You may be wondering why I'm even launching a Task like this, which is a fair question. Staying in structured concurrency longer can certainly make things easier. The above examples are simplified stand-ins for more complex code I'm working on. Which is more akin to an entry point that takes events and launches/cancels Tasks, where the lifetimes of those Tasks can also be bound to app events (like sign out). This is shared app facing code targeting iOS and Android so .task {} isn't available on both platforms.
Generalising the code to be runnable on the caller's actor, whatever it is, is helpful to allow code to have the ability to mutate non sendable objects and to unlock parallel testing (e.g. not forcing tests to serialise through MainActor but also to be runnable in parallel via a TestActor).
For my purposes it'd be helpful to see an addition or sugar added to the language that allows specifying something as: isolated(inherited) (following the @_inheritActorContext name) or isolated(caller) (I understand this was the rejected name for nonisolated(nonsending)). Where in this case we're saying "We're on the isolation of the caller and child Tasks should also inherit it by default, also disallow calling this function from a nonisolated context".
I know there is work being done to allow explicit isolation capture (which looks useful) but what I'm looking at here hopefully allows automatic inferred / inherited isolation capture. In a way that is static and determined by the call site in contrast to dynamic (and optional) runtime isolation.

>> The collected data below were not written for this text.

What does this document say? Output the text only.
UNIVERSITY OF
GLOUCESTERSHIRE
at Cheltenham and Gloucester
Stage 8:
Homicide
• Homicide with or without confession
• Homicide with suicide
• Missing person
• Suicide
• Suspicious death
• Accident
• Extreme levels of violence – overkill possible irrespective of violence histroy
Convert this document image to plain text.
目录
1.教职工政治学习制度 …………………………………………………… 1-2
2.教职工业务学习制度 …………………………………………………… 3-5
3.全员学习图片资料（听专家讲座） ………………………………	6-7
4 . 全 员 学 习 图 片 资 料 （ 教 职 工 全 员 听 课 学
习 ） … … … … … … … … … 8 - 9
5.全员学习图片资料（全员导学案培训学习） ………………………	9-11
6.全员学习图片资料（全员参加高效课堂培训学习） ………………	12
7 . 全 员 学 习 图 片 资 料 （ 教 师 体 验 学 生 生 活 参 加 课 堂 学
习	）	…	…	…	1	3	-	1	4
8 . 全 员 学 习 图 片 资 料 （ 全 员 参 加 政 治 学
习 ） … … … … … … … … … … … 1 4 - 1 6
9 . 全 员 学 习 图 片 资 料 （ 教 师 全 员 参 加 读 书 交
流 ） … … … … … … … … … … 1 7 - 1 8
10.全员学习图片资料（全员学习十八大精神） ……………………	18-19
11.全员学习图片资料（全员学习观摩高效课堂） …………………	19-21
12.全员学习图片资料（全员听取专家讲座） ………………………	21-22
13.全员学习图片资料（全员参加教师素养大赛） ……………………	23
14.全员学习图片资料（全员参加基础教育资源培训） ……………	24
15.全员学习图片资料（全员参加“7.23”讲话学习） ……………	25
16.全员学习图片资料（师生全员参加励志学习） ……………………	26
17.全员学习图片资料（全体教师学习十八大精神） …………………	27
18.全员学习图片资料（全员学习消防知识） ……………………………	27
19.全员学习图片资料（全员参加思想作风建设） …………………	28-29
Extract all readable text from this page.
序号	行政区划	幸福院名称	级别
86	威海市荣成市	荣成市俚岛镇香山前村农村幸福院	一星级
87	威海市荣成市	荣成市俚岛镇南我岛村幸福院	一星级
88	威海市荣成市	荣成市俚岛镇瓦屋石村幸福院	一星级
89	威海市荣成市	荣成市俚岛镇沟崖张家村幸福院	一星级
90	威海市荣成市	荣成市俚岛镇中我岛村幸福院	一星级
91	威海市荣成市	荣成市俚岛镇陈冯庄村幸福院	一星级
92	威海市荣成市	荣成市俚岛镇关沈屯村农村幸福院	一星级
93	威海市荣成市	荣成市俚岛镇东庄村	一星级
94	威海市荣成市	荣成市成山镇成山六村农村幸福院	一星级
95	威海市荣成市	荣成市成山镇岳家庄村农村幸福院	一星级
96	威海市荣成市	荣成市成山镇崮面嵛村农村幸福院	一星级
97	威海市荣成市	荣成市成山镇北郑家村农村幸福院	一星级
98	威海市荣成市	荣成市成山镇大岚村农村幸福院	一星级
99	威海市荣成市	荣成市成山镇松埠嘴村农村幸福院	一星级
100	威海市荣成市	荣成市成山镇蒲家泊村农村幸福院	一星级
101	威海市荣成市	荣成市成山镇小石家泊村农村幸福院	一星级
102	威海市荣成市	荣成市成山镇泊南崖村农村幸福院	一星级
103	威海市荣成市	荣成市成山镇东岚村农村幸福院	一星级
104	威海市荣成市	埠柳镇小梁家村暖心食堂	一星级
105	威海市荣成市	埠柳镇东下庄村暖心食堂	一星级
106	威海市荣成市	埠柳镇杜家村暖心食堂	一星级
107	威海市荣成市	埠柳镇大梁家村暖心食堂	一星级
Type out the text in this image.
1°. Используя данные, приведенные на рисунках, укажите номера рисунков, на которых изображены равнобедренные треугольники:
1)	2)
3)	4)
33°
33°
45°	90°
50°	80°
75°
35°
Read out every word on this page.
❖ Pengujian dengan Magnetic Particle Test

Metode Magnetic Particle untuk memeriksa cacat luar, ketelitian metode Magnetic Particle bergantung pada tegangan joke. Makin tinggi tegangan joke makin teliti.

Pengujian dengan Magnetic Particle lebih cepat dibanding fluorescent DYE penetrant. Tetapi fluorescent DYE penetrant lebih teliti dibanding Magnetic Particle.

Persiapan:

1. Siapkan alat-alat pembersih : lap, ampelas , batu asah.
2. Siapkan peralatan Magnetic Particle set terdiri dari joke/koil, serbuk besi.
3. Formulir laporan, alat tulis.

As an aside: I'd also argue most app-facing code usually runs "on an actor". I imagine this is why @MainActor was chosen as the sensible default isolation for 'Approachable Concurrency'. But as many find that can be quite restrictive and I feel like "isolated to a non-nil Actor" is a decent middle ground between @MainActor and nonisolated. This is probably well out of scope for this discussion but on class types it could allow inferring [isolated self] for Task creation too.
For this discussion in the simple case the final example would look something like this:
isolated(inherited) func doWork(with model: Model) {
Task { model.count += 1 }
}
There's a semantic difference here too, not just nicer syntax. Today the parameter lets an async caller override the isolation:
@MainActor let model = Model()
func nonisolatedFunc() async {
await doWork(with: model, on: MainActor.shared)
}
That works because the await hops onto the actor you passed in. Whereas I'm looking for "run on the caller's isolation, without substitution." You can still do a similar thing but it now requires the same syntax as @MainActor func doWork variant:
func nonisolatedFunc() async {
await MainActor.run { doWork(with: model) } // Hop to match the isolation of `model`
}
I assume this is non-trivial to implement like this, but I wanted to raise it for discussion because while passing isolation as a parameter does work it seems like something that could be more semantic for the language. Being able to express "having an isolation" generally, at least the function level seem useful. I'm not attached to any particular naming here, just the idea of expressing "we have a non nil isolation".